No me acuerdo cuando fue que me di
cuenta que la vida tenía muchas cosas hermosas si estábamos dispuestos a
verlas. No sé, simplemente no me acuerdo en que momento fue que mi cabeza hizo
un clic. Se trató de un cambio más gradual, creo yo. Conforme e inevitablemente fui creciendo, he
ido cayendo en la cuenta que lo que yo creía problema, no era tan así e incluso
me tomé la libertad de aprender que hasta lo que sienta como un problema ahora,
más tarde entrará en mi lista de cosas en las que perdí tiempo y ánimo
innecesariamente. Pero bueno, se sabe
que sentir es una realidad, al menos en los que tenemos corazón y no podemos
evitar preocuparnos o alegrarnos de las cosas que vivimos. Sí podemos
adecuarlas a nuestra filosofía, y en algo de eso estuve trabajando: Comprender
que sentirse mal o bien es parte de una alternativa. Después de todo, en la
vida pasé cosas relativamente negativas y de la única que no me recuperé es de
la muerte de los demás.
Y en algo de eso andaba cuando nos
miramos de forma diferente. O no; tal vez siempre nos vimos de la misma manera
y el destino caprichoso, ese que dudo que exista, quiso que sea ahora, ni antes
ni después, el momento en el que te puedo besar sin que te sorprenda. O te
puedo escribir estos textos, o puedo equivocarme y remediar mis errores y poner
en práctica lo hermosa que es la vida.
Pensaba en eso el otro día cuando recordé la metáfora del cielo y las
estrellas, que francamente perdí donde leí. Tal vez nunca la vi en ningún lado,
se me ocurrió a mí en algún sueño y en realidad soy un genio de proporciones
bíblicas. Bueno, eso es improbable.
Resulta que cierta vez existió un
hombre que se había enamorado del cielo. Era un tipo de ciudad, que siempre le
había dedicado su tiempo al trabajo y otras banalidades. Una noche,
probablemente borracho, se cayó en la calle. Estaba solo. Cuando intentó
levantarse, resbaló dos o tres veces. Escupió y golpeó con fuerza, pero el
piso estaba mojado y eso no iba a mejorar las cosas. Hizo un esfuerzo por
razonar, que era todavía más difícil que separarse del suelo. Un paso a la vez,
lento, apoyó primero los brazos y luego buscó algo de que aferrarse. Finalmente
se pudo incorporar. Una vez de pie, alzó la vista al cielo. Estaba azul, limpio,
inmenso. Carente de nubes. Se quedó tan fascinado con lo que veía, que el
amanecer lo descubrió todavía de pie en la vereda. Desde ese entonces, le
dedicaba su espacio todas las noches. Le buscó su encanto al día también, ilusionado
con que su descubrimiento le abriese la puerta a todavía más sensaciones.
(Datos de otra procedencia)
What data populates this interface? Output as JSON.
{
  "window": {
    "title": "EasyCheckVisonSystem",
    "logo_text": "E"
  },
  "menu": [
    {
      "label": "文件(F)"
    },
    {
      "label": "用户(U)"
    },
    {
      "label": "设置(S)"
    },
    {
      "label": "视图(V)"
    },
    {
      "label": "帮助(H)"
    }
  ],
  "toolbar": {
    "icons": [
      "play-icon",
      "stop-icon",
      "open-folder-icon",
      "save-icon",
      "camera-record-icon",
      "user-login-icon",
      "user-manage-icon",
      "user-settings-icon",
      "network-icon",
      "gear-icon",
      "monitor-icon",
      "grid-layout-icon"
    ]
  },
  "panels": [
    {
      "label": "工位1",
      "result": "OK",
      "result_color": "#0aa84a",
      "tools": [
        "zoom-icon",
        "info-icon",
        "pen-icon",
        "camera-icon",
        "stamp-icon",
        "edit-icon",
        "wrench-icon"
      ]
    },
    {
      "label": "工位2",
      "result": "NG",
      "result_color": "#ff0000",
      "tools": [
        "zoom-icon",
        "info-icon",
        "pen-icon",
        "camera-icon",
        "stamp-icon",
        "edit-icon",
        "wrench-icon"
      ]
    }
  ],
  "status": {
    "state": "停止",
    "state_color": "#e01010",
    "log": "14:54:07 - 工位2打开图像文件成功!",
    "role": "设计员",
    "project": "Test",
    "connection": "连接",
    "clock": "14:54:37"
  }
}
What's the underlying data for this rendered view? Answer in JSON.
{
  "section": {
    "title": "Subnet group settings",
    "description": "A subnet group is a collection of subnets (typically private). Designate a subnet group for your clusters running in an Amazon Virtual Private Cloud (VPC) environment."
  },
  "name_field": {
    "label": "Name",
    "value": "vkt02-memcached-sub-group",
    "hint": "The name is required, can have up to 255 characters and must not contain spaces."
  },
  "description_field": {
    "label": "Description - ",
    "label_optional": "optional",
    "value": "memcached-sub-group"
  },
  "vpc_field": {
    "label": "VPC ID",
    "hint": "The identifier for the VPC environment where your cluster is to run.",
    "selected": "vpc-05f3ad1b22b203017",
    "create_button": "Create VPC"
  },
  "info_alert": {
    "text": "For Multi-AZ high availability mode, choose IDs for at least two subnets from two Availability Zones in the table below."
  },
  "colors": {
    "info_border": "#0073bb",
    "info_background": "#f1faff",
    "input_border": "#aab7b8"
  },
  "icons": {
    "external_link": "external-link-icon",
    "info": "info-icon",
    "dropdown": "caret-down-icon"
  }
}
Encontró cosas buenas, pero nada se comparaba con lo hermosa que era la noche.
Llegado el verano, preso de una
rutina que no pudo abandonar, se tomó unas merecidas vacaciones para irse al
campo, a descansar. Había pensando en la playa primariamente; optó por evitar
los grandes conglomerados. La tarde que llegó, se dispuso a acostarse en la
mecedora y leer un libro, largo y entretenido, que metaforizaba sobre la vida y
los escritores nocturnos. Se perdió tanto en su lectura a la luz del farol, que
el crepúsculo pasó de largo hasta convertirse en profunda negrura. Cuando nuestro
hombre, que se había distraído en un deseo interno de comer algo, levantó su
mirada, el libro se le cayó de las manos: Sobre él reinaba un firmamento azul
oscuro, brillante, bañado por millones de estrellas.
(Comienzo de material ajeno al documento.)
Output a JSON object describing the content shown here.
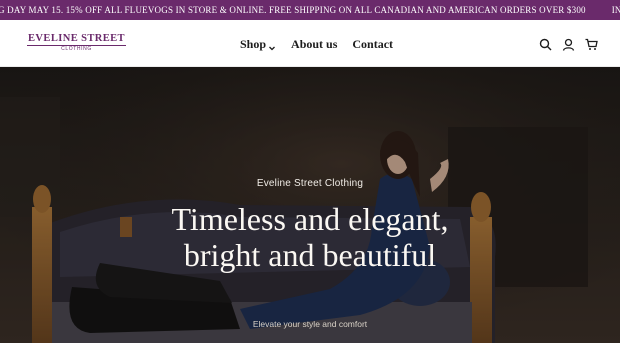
{
  "announcement": {
    "text_1": "G DAY MAY 15. 15% OFF ALL FLUEVOGS IN STORE & ONLINE. FREE SHIPPING ON ALL CANADIAN AND AMERICAN ORDERS OVER $300",
    "text_2": "INTERNATIONA"
  },
  "header": {
    "logo_main": "EVELINE STREET",
    "logo_sub": "CLOTHING",
    "nav": {
      "shop": "Shop",
      "about": "About us",
      "contact": "Contact"
    },
    "icons": [
      "search-icon",
      "account-icon",
      "cart-icon"
    ]
  },
  "hero": {
    "eyebrow": "Eveline Street Clothing",
    "headline": "Timeless and elegant, bright and beautiful",
    "tagline": "Elevate your style and comfort"
  },
  "colors": {
    "brand": "#6a2a6b",
    "nav_text": "#1d1d1d",
    "hero_text": "#fbf8f3"
  }
}
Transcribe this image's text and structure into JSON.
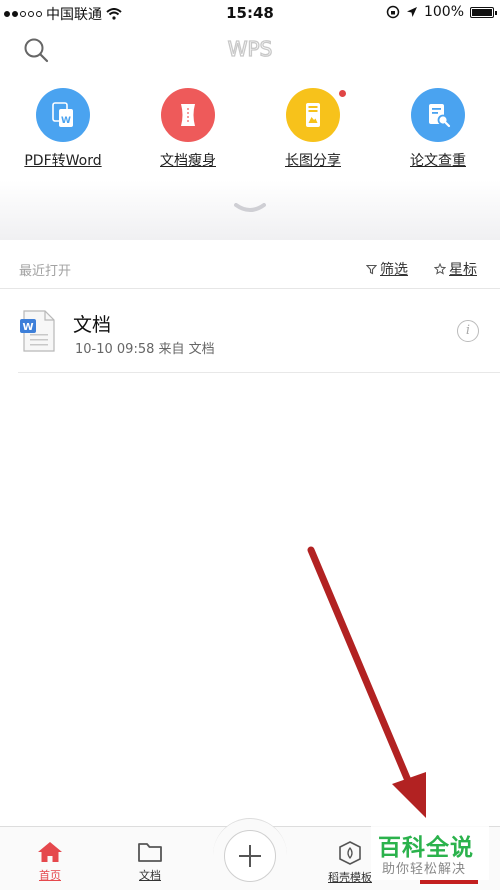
{
  "status_bar": {
    "carrier": "中国联通",
    "time": "15:48",
    "battery": "100%"
  },
  "header": {
    "logo_text": "WPS",
    "search_icon": "search-icon"
  },
  "quick_actions": [
    {
      "label": "PDF转Word",
      "icon": "pdf-to-word-icon",
      "color": "#4aa3f0",
      "badge": false
    },
    {
      "label": "文档瘦身",
      "icon": "doc-slim-icon",
      "color": "#ee5a5a",
      "badge": false
    },
    {
      "label": "长图分享",
      "icon": "long-image-share-icon",
      "color": "#f7c21b",
      "badge": true
    },
    {
      "label": "论文查重",
      "icon": "paper-check-icon",
      "color": "#4aa3f0",
      "badge": false
    }
  ],
  "recent": {
    "title": "最近打开",
    "filter_label": "筛选",
    "star_label": "星标",
    "items": [
      {
        "name": "文档",
        "meta": "10-10 09:58  来自 文档"
      }
    ]
  },
  "tabbar": {
    "tabs": [
      {
        "label": "首页",
        "icon": "home-icon",
        "active": true
      },
      {
        "label": "文档",
        "icon": "folder-icon",
        "active": false
      },
      {
        "label": "稻壳模板",
        "icon": "template-icon",
        "active": false
      }
    ],
    "plus_icon": "plus-icon"
  },
  "watermark": {
    "title": "百科全说",
    "subtitle": "助你轻松解决"
  },
  "colors": {
    "accent_red": "#e5484d",
    "annotation_arrow": "#b22222",
    "watermark_green": "#2bb24c"
  }
}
Su primera sensación después del
shock fue un nudo en la garganta, que le indicó que todavía estaba con vida. Su
primera reacción, por tanto, fue limitar esas lágrimas que le brotaban, acostumbrado
a la torpe idea de que las demostraciones emotivas denotan debilidad. Pero él
estaba solo en ese inmenso campo vigilado por el más hermoso cielo lleno de
estrellas y se dijo así mismo que pase lo que pase, tenía que permitirse
disfrutarlo, aunque eso involucrase desahogar penas.
¡Era tan perfecto el cielo con
estrellas! Tanto que pasó sus vacaciones sin descansar, despierto todas las
noches, tirado en el pasto mirando hacia arriba. Pero un día sin darse cuenta,
descubrió que debía volver a la rutina y a la ciudad. Renovado por su nuevo
tesoro, regresó con más fuerzas hasta que se chocó con la noche.
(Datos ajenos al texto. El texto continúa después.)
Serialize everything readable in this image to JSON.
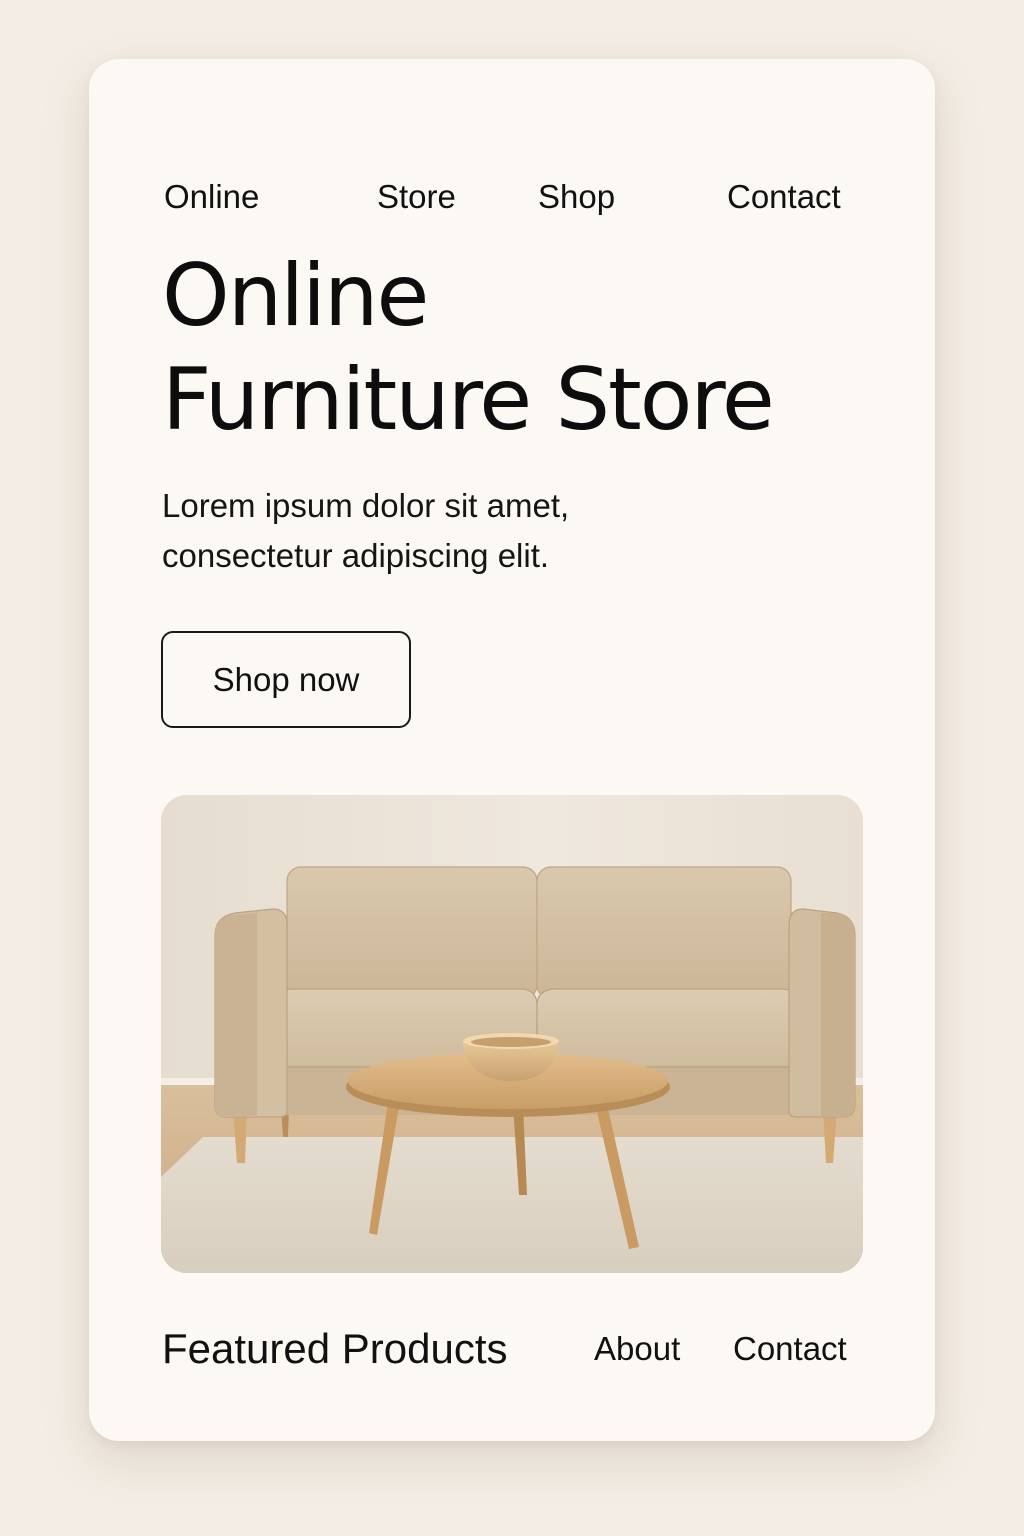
{
  "nav": {
    "items": [
      {
        "label": "Online"
      },
      {
        "label": "Store"
      },
      {
        "label": "Shop"
      },
      {
        "label": "Contact"
      }
    ]
  },
  "hero": {
    "title_line1": "Online",
    "title_line2": "Furniture Store",
    "subtitle_line1": "Lorem ipsum dolor sit amet,",
    "subtitle_line2": "consectetur adipiscing elit.",
    "button_label": "Shop now"
  },
  "footer": {
    "featured_label": "Featured Products",
    "about_label": "About",
    "contact_label": "Contact"
  },
  "colors": {
    "page_background": "#f3ede5",
    "card_background": "#fcf8f4",
    "text": "#111111",
    "sofa": "#d6c3a6",
    "wood": "#d2a772"
  }
}
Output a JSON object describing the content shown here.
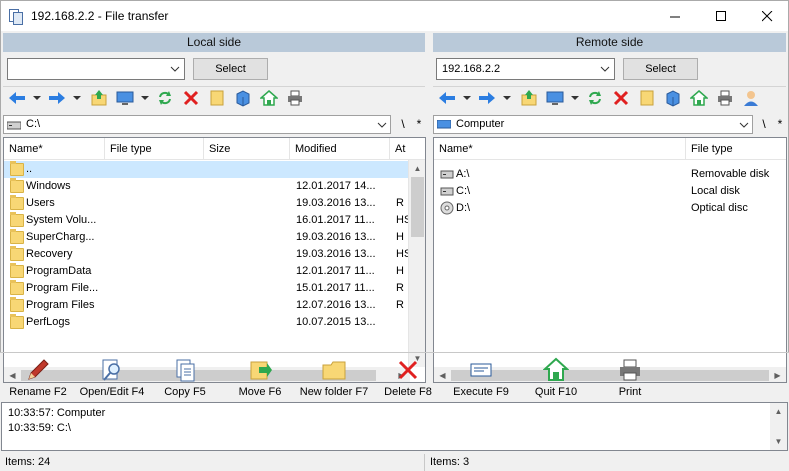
{
  "window": {
    "title": "192.168.2.2 - File transfer"
  },
  "local": {
    "header": "Local side",
    "combo_value": "",
    "select_label": "Select",
    "path": "C:\\",
    "path_btn_1": "\\",
    "path_btn_2": "*",
    "columns": [
      "Name*",
      "File type",
      "Size",
      "Modified",
      "At"
    ],
    "rows": [
      {
        "name": "..",
        "type": "",
        "size": "",
        "modified": "",
        "attr": ""
      },
      {
        "name": "Windows",
        "type": "",
        "size": "",
        "modified": "12.01.2017 14...",
        "attr": ""
      },
      {
        "name": "Users",
        "type": "",
        "size": "",
        "modified": "19.03.2016 13...",
        "attr": "R"
      },
      {
        "name": "System Volu...",
        "type": "",
        "size": "",
        "modified": "16.01.2017 11...",
        "attr": "HS"
      },
      {
        "name": "SuperCharg...",
        "type": "",
        "size": "",
        "modified": "19.03.2016 13...",
        "attr": "H"
      },
      {
        "name": "Recovery",
        "type": "",
        "size": "",
        "modified": "19.03.2016 13...",
        "attr": "HS"
      },
      {
        "name": "ProgramData",
        "type": "",
        "size": "",
        "modified": "12.01.2017 11...",
        "attr": "H"
      },
      {
        "name": "Program File...",
        "type": "",
        "size": "",
        "modified": "15.01.2017 11...",
        "attr": "R"
      },
      {
        "name": "Program Files",
        "type": "",
        "size": "",
        "modified": "12.07.2016 13...",
        "attr": "R"
      },
      {
        "name": "PerfLogs",
        "type": "",
        "size": "",
        "modified": "10.07.2015 13...",
        "attr": ""
      }
    ],
    "status": "Items: 24"
  },
  "remote": {
    "header": "Remote side",
    "combo_value": "192.168.2.2",
    "select_label": "Select",
    "path": "Computer",
    "path_btn_1": "\\",
    "path_btn_2": "*",
    "columns": [
      "Name*",
      "File type"
    ],
    "rows": [
      {
        "name": "A:\\",
        "type": "Removable disk"
      },
      {
        "name": "C:\\",
        "type": "Local disk"
      },
      {
        "name": "D:\\",
        "type": "Optical disc"
      }
    ],
    "status": "Items: 3"
  },
  "actions": [
    {
      "label": "Rename F2",
      "icon": "pencil-icon"
    },
    {
      "label": "Open/Edit F4",
      "icon": "open-edit-icon"
    },
    {
      "label": "Copy F5",
      "icon": "copy-icon"
    },
    {
      "label": "Move F6",
      "icon": "move-icon"
    },
    {
      "label": "New folder F7",
      "icon": "new-folder-icon"
    },
    {
      "label": "Delete F8",
      "icon": "delete-icon"
    },
    {
      "label": "Execute F9",
      "icon": "execute-icon"
    },
    {
      "label": "Quit F10",
      "icon": "quit-icon"
    },
    {
      "label": "Print",
      "icon": "print-icon"
    }
  ],
  "log": [
    "10:33:57: Computer",
    "10:33:59: C:\\"
  ],
  "colors": {
    "header_bg": "#b9c9d9",
    "selected_row": "#cce8ff",
    "folder": "#f8d775"
  }
}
Allí, inundado de tristeza, descubrió que el
cielo no tenía estrellas. Intentó recrear el momento del primer amor,
revitalizar la primera mirada, pero fue en vano. Una vez conocidas las
estrellas, le pareció vacío e insulso todo lo demás.
Me vino a la mente esta metáfora
porque un poco así me siento. Quizá (seguramente) sea la fragilidad del
enamorado la que me lleva a ser parte de estos miedos incluso cuando estás
conmigo. ¡Pero es que yo había avanzado en muchas cosas! Sabía ya que la vida
era hermosa y que uno puede recuperarse de la mayoría de las sensaciones malas.
Pero ahora veo que de a poco te vas volviendo cada vez más indispensable. Y me
preocupan las sensaciones que se vuelven imposibles de frenar.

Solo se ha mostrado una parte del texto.